Una pausa: Veracruz
(A Enrique Vila Matas, por 'Lejos de Veracruz')
Poeta neorromántico, ¡ya entonces!, fue el mexicano Salvador Díaz Mirón (1883-1928) hijo egregio y violento de Veracruz. Llamó Lascas a muchos de sus poemas endiablados y en ellos dejó entrever, de galope, cómo las verdaderas pasiones tendrían siempre que llamarse así. Opositor perpetuo y eterno pendenciero, admirador de Víctor Hugo y todavía más pirata que Espronceda, don Salvador sabía defenderse de cualquier hecho y, a renglón seguido, de palabra argüir: "Tu traición justifica mi falsía, / aunque lo niegues con tu voz de arrullo; / mi amor era muy grande, pero había / algo más grande que mi amor: mi orgullo". De esa altivez quedan grandilocuentes huellas a partir de sus juveniles artículos periodísticos, que acabarán por empujarle al exilio en 1876. Dos años después de dicha fecha, siendo ya diputado de la legislatura local por el distrito de Jalcingo, tuvo el poeta un encontronazo a tiros, en Orizaba, con un rival que también se las traía, pues la dura verdad es que le destrozó la clavícula izquierda al escritor y le dejó in servible, de por vida, el brazo correspondiente. ¿Un incidente aislado del destino fogoso?

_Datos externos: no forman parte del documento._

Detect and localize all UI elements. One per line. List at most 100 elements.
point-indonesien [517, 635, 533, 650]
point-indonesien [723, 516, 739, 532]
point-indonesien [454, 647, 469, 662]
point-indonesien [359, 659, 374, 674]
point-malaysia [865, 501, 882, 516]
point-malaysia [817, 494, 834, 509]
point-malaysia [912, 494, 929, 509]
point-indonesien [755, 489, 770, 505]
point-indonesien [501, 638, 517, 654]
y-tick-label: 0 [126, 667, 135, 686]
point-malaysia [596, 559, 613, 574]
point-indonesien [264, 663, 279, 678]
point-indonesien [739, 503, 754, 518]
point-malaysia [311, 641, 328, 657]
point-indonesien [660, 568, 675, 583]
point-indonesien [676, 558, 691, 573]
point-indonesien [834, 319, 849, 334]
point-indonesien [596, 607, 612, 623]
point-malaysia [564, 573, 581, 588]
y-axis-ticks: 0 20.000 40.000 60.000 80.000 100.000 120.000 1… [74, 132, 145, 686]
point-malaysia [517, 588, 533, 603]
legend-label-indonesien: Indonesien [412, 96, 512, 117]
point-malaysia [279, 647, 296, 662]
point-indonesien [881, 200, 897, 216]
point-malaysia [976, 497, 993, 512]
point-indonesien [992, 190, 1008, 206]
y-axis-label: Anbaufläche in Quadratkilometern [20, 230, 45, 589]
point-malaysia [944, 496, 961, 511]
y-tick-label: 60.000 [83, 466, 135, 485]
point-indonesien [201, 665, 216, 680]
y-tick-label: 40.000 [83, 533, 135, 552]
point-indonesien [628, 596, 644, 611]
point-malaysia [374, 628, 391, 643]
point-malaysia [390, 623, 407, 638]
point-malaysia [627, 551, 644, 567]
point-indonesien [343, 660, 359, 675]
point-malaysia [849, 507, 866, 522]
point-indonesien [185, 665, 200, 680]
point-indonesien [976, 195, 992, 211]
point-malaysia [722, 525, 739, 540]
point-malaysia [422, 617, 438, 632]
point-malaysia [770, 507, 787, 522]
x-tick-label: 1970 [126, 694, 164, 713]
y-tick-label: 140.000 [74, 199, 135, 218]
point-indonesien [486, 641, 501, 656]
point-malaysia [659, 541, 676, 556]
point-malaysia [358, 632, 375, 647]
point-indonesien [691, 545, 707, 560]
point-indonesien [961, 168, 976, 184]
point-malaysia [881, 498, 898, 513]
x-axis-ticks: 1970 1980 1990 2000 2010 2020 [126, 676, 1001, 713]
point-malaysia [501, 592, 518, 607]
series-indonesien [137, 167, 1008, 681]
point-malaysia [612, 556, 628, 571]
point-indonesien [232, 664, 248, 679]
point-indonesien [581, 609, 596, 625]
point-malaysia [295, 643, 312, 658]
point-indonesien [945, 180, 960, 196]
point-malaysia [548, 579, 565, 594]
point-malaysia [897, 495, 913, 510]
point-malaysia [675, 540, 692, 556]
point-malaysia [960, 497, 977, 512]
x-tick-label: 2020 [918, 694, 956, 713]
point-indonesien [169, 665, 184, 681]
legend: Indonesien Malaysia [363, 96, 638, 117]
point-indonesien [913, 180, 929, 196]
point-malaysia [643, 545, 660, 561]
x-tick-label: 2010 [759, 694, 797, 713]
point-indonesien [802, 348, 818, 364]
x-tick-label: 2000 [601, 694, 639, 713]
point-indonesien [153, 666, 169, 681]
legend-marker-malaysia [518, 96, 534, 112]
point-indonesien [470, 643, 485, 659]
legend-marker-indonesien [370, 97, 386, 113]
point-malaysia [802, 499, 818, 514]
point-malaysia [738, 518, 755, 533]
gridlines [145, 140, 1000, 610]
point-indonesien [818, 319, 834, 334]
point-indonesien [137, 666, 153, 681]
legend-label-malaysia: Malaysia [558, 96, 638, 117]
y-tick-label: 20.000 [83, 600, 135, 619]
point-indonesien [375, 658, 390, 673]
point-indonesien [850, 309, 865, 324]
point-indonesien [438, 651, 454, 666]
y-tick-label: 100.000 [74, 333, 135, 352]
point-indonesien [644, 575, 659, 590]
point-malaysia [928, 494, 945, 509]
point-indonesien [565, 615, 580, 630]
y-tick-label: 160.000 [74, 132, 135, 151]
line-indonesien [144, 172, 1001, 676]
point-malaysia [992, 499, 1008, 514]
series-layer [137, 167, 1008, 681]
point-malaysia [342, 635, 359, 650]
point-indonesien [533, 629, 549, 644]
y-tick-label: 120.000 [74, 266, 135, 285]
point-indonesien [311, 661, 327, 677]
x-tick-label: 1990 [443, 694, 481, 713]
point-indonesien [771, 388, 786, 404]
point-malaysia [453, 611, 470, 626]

Algo más: el prólogo perfecto para llegar a coger el ritmo de lo repetitivo, obsesivo, fatal, cantable: "¡Odio al burgués y desestimo al paria, / y en el conflicto de los monstruos, hiero / de filo al prócer y de plano al sudra!". En 1883, el cantor pasa a mayores y mata a un gachupín, llamado Leandro Llada, en el bello puerto de Veracruz; eso sí, pareció quedar claro que fue nuestro compatriota el que tuvo la idea de pegar primero. Lo curioso es que, con razón a la española o sin ella, cosas tales acaben por dar gusto, pues el tenaz Díaz Mirón, a la sazón ya secretario del Cabildo de Veracruz, vuelve a las andadas en 1883 y acaba con la existencia de otro inquieto sujeto, Federico Wolter, no de un hondo plumazo volandero, sino "en defensa propia".
No han pasado siete años desde ese asesinato, cuando nos reencontramos con el presunto inocente en el trance de intentar dar caza al bandolero Santanón; acaso porque no lo conseguía, le arreó una paliza histórica a un diputado por Oaxaca. Tan sólo a un año de su muerte, conseguimos tener nuevas noticias del genio merced a la somanta que le propinó, en calidad de profesor de historia y director de colegio, a un alumno veracruzano. Nada de eso impidió que, gracias al aliento poético, su cadáver fuese velado, con todos los honores, en la Biblioteca del Pueblo de Veracruz y luego trasladado a la Rotonda de los Hombres Ilustres, en la Ciudad de México, donde, desde aquel lejano día su mano larga al fin descansa. No es el perfil biográfico del autor de Lascas un compendio atinado del carácter jorocho, si bien en la obsesión y en el orgullo sería muy difícil negarse a reconocer un clima. Pero tiene la noble gente de Veracruz, por favor, otras tonalidades de seducción: sensualidad, sutileza y un mirar que pregona haberlo visto todo. Un mirar que es bailable, mas paso a paso, como en la película Danzón se enseña. Y un algo más que allí se insinúa; a saber, que la indecisión radical es viajera, pues se imagina (de espaldas al quehacer) que una repentina mudanza bastaría para hacerse a la idea, para darle serenidad al simple hecho de que todo y nada van a seguir siendo así. Pero mientras tanto, en Veracruz, bajo ventiladores, entre marimbas permanentes y miradas fugaces, se puede ser feliz. O la desdicha pende del apabullante consuelo: "Vende, caro tu amor, aventurera, / da el precio de dolor a tu pasado, / y aquel que de tus labios la miel quiera, / que pague con brillantes tu pecado".
Ese rincón en penumbra, protector a deshora, tiene en Agustín Lara su rostro mejor cicatrizado. El autor de Veracruz y Oración caribe es la otra cara de una misma obsesión veracruzana: mudar de vida, mudar de amor y mudar de música, hasta que la mismísima rumba se transforme en chuchumbé. De Agustín Lara, Manolete y Tenorio a la vez, anotan sus amantes en sus dietarios: "Hizo una pausa, que yo respeté". Antes y después de esos silencios consentidos, tan ligeruelos y veracruzanos como Toña la Negra, Lara era muy capaz de describir la noche como un "diluvio de estrellas, palmera y mujer", pero, claro, de pronto tenía eso, eso que se agradece en una novela: ser una pausa digna de respeto.